Summary
This genetic association study sequenced 1,030 POI patients and 5,000 controls to map the molecular landscape of premature ovarian insufficiency. Researchers identified 195 pathogenic variants in known POI genes and discovered 20 novel POI-associated genes involved in gonadogenesis, meiosis, and folliculogenesis. Collectively, genetic variants explained approximately one-quarter of POI cases, with stronger genetic contribution in primary versus secondary amenorrhoea, offering improved diagnostic screening potential.
UK applicability
The findings are directly applicable to UK clinical genetics and reproductive medicine, informing diagnostic exome sequencing protocols for female infertility investigation and potentially enabling earlier identification of genetic POI aetiology in affected women.
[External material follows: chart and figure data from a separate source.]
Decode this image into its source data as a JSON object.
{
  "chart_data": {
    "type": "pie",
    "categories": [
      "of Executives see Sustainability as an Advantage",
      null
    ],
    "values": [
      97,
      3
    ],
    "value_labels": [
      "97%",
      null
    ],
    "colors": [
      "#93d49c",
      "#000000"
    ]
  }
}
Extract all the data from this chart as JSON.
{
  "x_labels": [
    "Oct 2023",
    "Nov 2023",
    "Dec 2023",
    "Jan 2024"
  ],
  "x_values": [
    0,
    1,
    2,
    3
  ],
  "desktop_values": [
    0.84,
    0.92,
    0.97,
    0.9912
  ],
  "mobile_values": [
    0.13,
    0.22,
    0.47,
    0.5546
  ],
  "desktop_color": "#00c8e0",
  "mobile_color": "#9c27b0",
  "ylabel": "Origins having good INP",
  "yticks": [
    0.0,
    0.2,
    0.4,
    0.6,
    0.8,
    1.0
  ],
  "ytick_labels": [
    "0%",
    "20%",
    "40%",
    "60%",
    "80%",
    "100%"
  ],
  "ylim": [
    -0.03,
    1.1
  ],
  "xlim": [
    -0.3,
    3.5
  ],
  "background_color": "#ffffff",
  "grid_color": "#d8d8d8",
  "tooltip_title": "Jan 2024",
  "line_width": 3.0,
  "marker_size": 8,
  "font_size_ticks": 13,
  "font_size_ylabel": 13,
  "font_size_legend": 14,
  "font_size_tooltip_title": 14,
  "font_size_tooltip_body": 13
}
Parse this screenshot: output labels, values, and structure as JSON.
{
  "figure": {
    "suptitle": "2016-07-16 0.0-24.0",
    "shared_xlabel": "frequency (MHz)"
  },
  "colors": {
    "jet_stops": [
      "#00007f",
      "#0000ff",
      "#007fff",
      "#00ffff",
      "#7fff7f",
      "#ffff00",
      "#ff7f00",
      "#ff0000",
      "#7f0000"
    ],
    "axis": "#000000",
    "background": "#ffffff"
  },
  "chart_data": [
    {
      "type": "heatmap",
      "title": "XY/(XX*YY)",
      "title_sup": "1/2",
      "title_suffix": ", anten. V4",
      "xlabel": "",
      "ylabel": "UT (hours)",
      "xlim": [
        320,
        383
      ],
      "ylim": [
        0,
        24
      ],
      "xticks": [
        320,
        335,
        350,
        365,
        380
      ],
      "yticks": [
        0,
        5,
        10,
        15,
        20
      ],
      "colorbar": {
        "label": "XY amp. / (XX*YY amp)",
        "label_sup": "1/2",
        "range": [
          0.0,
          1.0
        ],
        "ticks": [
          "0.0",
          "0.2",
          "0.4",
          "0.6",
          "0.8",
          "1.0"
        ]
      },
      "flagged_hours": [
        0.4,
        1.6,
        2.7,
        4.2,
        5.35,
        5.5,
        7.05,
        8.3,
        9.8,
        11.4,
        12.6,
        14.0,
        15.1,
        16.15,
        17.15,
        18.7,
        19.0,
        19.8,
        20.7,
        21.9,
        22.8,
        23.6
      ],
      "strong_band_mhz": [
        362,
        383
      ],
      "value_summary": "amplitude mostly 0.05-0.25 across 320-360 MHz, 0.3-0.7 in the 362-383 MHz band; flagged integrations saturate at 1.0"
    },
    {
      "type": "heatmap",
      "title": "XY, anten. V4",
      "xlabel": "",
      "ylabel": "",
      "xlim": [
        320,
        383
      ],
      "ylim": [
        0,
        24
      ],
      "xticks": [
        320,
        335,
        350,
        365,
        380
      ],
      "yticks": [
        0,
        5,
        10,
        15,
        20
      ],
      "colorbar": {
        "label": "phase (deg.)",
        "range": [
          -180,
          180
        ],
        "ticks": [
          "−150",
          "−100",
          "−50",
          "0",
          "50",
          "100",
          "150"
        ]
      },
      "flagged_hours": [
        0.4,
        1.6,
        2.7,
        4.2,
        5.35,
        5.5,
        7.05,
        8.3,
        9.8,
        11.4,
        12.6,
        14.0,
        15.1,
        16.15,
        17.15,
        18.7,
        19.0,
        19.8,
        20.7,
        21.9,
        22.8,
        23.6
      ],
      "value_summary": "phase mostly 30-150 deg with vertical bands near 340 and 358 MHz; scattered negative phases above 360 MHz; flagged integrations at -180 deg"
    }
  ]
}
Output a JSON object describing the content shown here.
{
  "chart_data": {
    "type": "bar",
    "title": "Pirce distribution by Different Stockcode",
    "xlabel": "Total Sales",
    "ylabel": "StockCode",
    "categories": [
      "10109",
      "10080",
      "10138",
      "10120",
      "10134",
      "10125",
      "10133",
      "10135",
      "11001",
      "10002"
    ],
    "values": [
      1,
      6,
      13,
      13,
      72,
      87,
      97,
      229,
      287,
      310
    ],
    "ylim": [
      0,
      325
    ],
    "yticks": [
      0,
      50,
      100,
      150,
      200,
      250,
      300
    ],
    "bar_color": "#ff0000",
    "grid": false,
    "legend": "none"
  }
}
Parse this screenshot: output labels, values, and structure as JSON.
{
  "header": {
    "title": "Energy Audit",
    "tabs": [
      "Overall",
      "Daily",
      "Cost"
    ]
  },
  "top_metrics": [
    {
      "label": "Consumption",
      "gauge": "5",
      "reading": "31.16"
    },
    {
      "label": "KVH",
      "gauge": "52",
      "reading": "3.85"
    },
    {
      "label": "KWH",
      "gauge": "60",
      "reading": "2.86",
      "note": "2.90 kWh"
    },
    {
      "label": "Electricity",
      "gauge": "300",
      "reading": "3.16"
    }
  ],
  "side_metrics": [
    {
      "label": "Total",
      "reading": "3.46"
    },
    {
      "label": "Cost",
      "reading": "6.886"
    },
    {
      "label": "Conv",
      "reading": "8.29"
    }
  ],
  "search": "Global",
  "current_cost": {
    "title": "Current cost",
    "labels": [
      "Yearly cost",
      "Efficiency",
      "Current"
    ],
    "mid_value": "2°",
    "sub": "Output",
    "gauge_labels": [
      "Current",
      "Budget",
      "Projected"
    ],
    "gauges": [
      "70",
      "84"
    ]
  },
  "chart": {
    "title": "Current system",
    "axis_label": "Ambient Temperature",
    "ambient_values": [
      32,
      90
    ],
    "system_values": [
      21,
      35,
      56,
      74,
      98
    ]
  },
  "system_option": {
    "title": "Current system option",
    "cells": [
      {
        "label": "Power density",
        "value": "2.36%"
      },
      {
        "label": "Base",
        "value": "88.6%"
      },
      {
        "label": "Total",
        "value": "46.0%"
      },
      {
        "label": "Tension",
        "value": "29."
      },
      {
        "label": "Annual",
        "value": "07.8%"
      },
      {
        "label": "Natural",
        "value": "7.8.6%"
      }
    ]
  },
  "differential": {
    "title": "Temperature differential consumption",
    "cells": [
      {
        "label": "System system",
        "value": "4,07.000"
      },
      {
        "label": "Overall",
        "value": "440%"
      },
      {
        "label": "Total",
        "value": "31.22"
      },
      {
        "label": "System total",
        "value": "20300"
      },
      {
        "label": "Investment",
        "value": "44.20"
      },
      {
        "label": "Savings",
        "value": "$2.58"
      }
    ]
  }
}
However, generalisation to UK populations requires validation in ethnically diverse UK cohorts, as the study population composition is not specified in the abstract.
Key measures
Frequency of pathogenic/likely pathogenic variants; burden of loss-of-function variants; genotype-phenotype correlation stratified by amenorrhoea type
Outcomes reported
The study identified pathogenic and likely pathogenic genetic variants in 59 known POI-causative genes and 20 novel POI-associated genes through whole-exome sequencing. Variants contributed to 242 cases (23.5%) of POI, with higher genetic contribution observed in primary amenorrhoea compared to secondary amenorrhoea.